Republican Party of Pennsylvania Chairman Lawrence Tabas introduces judicial candidates Judge Drew Crompton, candidate for Commonwealth Court; Judge Kevin Brobson, candidate for Pennsylvania Supreme Court; Megan Sullivan, candidate for Superior Court, and Stacy Wallace, candidate for Commonwealth Court.

“We’re seeing women come back for a variety of reasons,” she noted. “A lot of it is having to do with the failed leadership of the Biden administration. We’re seeing gas prices go up. As moms, we understand what that means. I get that as a mom. We’re seeing our groceries cost more. We’re seeing everything cost more. And we know that inflation is affecting our families, and the border, national security and I think what’s happening in the schools, when you see in Virginia, a Democrat candidate say that parents have no right to have a say in their children’s education, that’s really resonating with women and moms across the country, especially in the suburbs. I know I’m one of them.  And what we’re seeing is a huge influx of people running for school board and it’s bringing women back to the Republican Party.”
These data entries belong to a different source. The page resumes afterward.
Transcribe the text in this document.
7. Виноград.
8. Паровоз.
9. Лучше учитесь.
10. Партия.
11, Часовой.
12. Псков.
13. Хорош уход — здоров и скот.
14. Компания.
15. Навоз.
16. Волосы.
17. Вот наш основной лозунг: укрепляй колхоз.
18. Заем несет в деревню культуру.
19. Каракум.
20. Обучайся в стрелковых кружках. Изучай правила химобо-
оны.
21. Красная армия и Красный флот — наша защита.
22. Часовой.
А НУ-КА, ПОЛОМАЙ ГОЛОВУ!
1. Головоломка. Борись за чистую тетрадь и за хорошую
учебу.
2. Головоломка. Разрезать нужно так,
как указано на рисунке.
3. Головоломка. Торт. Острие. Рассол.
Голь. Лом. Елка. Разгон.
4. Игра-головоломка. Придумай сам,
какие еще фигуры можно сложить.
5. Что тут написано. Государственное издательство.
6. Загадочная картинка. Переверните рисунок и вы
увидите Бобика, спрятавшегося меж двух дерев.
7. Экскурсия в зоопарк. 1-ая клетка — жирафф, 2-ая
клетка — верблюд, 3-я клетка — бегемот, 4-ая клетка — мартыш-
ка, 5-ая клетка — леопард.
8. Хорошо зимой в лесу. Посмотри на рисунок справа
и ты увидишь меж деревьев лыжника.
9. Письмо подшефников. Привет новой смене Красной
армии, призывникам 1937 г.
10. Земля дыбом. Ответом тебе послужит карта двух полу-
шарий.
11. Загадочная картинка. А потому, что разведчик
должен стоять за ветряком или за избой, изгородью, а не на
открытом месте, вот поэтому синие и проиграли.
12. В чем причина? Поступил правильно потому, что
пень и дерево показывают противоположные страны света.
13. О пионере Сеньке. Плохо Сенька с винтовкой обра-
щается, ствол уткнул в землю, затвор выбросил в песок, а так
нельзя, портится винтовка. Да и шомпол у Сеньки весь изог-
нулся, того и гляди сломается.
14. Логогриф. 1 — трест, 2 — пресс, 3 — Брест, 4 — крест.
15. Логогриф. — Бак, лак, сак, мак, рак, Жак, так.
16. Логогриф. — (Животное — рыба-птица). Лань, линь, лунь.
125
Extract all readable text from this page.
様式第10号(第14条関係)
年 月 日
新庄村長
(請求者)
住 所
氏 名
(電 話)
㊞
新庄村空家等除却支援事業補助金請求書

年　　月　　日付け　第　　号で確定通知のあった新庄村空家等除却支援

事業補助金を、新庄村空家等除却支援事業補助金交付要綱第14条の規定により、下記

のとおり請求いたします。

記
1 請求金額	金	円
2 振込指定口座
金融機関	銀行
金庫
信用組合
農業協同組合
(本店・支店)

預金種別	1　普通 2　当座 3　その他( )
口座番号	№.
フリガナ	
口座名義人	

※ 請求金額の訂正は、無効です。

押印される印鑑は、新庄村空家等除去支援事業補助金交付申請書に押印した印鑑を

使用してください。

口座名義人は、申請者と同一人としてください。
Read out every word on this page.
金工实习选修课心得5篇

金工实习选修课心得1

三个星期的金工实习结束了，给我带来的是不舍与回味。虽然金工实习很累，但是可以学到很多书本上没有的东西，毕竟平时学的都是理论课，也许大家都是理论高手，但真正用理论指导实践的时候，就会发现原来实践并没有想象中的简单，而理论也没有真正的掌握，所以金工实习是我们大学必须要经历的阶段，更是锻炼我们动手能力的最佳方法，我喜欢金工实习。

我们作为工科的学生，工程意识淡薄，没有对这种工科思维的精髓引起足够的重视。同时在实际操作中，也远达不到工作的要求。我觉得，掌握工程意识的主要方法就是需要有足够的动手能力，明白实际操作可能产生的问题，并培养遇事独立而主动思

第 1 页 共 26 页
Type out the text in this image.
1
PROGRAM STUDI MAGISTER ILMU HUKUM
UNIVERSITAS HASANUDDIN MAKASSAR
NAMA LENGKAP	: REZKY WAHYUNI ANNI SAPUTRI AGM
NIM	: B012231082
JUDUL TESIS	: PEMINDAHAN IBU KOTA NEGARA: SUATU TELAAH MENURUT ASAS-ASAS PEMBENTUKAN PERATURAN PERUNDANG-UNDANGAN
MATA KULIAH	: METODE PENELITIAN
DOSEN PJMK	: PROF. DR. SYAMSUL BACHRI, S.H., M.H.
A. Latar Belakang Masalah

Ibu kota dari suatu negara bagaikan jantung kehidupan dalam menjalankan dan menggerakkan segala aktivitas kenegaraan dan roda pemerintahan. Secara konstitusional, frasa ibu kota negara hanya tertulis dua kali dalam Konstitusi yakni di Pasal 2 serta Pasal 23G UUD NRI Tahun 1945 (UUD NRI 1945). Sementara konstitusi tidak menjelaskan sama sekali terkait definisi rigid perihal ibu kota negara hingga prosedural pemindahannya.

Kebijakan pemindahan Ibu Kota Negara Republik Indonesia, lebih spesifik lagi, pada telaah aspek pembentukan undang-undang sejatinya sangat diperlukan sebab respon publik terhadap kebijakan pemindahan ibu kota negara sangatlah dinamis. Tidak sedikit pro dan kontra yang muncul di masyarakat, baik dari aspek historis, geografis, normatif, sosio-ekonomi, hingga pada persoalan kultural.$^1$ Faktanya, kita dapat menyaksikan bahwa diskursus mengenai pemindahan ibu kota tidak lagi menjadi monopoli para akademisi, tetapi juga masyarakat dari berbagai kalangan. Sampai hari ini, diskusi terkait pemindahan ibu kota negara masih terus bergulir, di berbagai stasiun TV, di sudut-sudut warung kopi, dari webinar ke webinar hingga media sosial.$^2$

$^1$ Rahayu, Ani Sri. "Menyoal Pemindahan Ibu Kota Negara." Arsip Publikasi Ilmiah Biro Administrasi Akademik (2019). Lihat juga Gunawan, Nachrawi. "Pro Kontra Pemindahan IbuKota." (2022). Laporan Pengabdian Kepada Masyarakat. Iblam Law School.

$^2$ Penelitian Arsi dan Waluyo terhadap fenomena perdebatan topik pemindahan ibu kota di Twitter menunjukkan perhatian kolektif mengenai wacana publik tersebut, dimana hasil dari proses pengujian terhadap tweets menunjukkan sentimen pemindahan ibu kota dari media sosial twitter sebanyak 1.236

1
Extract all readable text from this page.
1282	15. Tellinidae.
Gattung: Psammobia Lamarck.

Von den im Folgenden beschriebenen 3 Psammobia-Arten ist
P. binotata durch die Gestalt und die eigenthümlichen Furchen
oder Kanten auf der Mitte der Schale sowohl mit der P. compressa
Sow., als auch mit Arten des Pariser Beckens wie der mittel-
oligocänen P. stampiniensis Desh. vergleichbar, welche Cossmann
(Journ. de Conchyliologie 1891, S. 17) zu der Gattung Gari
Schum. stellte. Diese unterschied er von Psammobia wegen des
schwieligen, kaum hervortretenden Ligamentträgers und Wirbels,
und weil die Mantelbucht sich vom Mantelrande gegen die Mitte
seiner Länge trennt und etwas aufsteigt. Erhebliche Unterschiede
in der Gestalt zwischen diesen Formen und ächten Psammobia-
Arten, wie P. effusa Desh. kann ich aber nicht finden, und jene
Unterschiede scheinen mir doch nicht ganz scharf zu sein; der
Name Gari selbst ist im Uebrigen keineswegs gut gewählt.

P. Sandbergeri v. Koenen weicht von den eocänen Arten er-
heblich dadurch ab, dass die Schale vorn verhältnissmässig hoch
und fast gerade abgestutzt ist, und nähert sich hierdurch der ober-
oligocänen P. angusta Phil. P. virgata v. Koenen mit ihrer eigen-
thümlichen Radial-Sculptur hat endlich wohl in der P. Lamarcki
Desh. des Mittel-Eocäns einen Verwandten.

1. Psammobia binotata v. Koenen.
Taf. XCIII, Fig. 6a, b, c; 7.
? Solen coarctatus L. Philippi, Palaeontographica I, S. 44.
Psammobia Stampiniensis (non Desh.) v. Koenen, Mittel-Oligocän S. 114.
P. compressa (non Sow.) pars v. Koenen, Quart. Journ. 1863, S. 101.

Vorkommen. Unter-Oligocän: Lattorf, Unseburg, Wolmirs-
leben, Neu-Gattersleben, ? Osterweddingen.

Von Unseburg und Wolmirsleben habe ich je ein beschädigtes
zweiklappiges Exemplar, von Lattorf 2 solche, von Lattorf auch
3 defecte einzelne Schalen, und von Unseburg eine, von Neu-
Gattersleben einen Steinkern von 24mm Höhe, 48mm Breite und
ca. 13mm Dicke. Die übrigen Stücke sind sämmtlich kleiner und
Republican judicial candidates also attended the Doylestown event and were introduced to the party faithful.

The state Supreme Court, which now has a 5-2 Democrat majority, made several rulings regarding mail-in ballots in 2020 that some Republicans believe helped swing the presidential election to Joe Biden.

“I think that’s why these court races are very important,” said McDaniel. “Court races are critical because you can have a legislative session, one bad court ruling can overturn what happened legislatively. And a lot of times court races and judicial races are not given the attention they deserve, especially compared to the impact they can have on a state and no state understands that better than Pennsylvania. So every race is important. Obviously, these are the focus right now and the RNC is building a ground game to help the whole ticket.”

Commonwealth Court President Judge Kevin Brobson (R) and Superior Court Judge Maria McLaughlin are vying for the seat now held by Thomas Saylor (R). Under state law, Saylor must retire because he turns 75 this year.

McDaniel, a Michigan resident, has two children, one a junior in high school and one who just left for college.

“They were both pandemic kids. She was a pandemic senior,” said McDaniel. “It’s so hard and she did not get a senior year like so many kids. We really watched our kids struggle. We’re all navigating it. But I certainly do not think I should not have a say in my kids’ education. And my voice matters, just like every other parent across this country.”

McDaniel, 48, has been the National Committee Chair since 2017 and enjoys the job.

“I love traveling the country and meeting people, being in Bucks County today and meeting your county Chair Pat Poprik, seeing her and how hard she works. Everywhere I go, I get to meet amazing people. I love that. It’s also the thing that’s the hardest, traveling and being away from my family. I love seeing the whole great nation that we live in and the variety and the difference in every single state,” McDaniel said.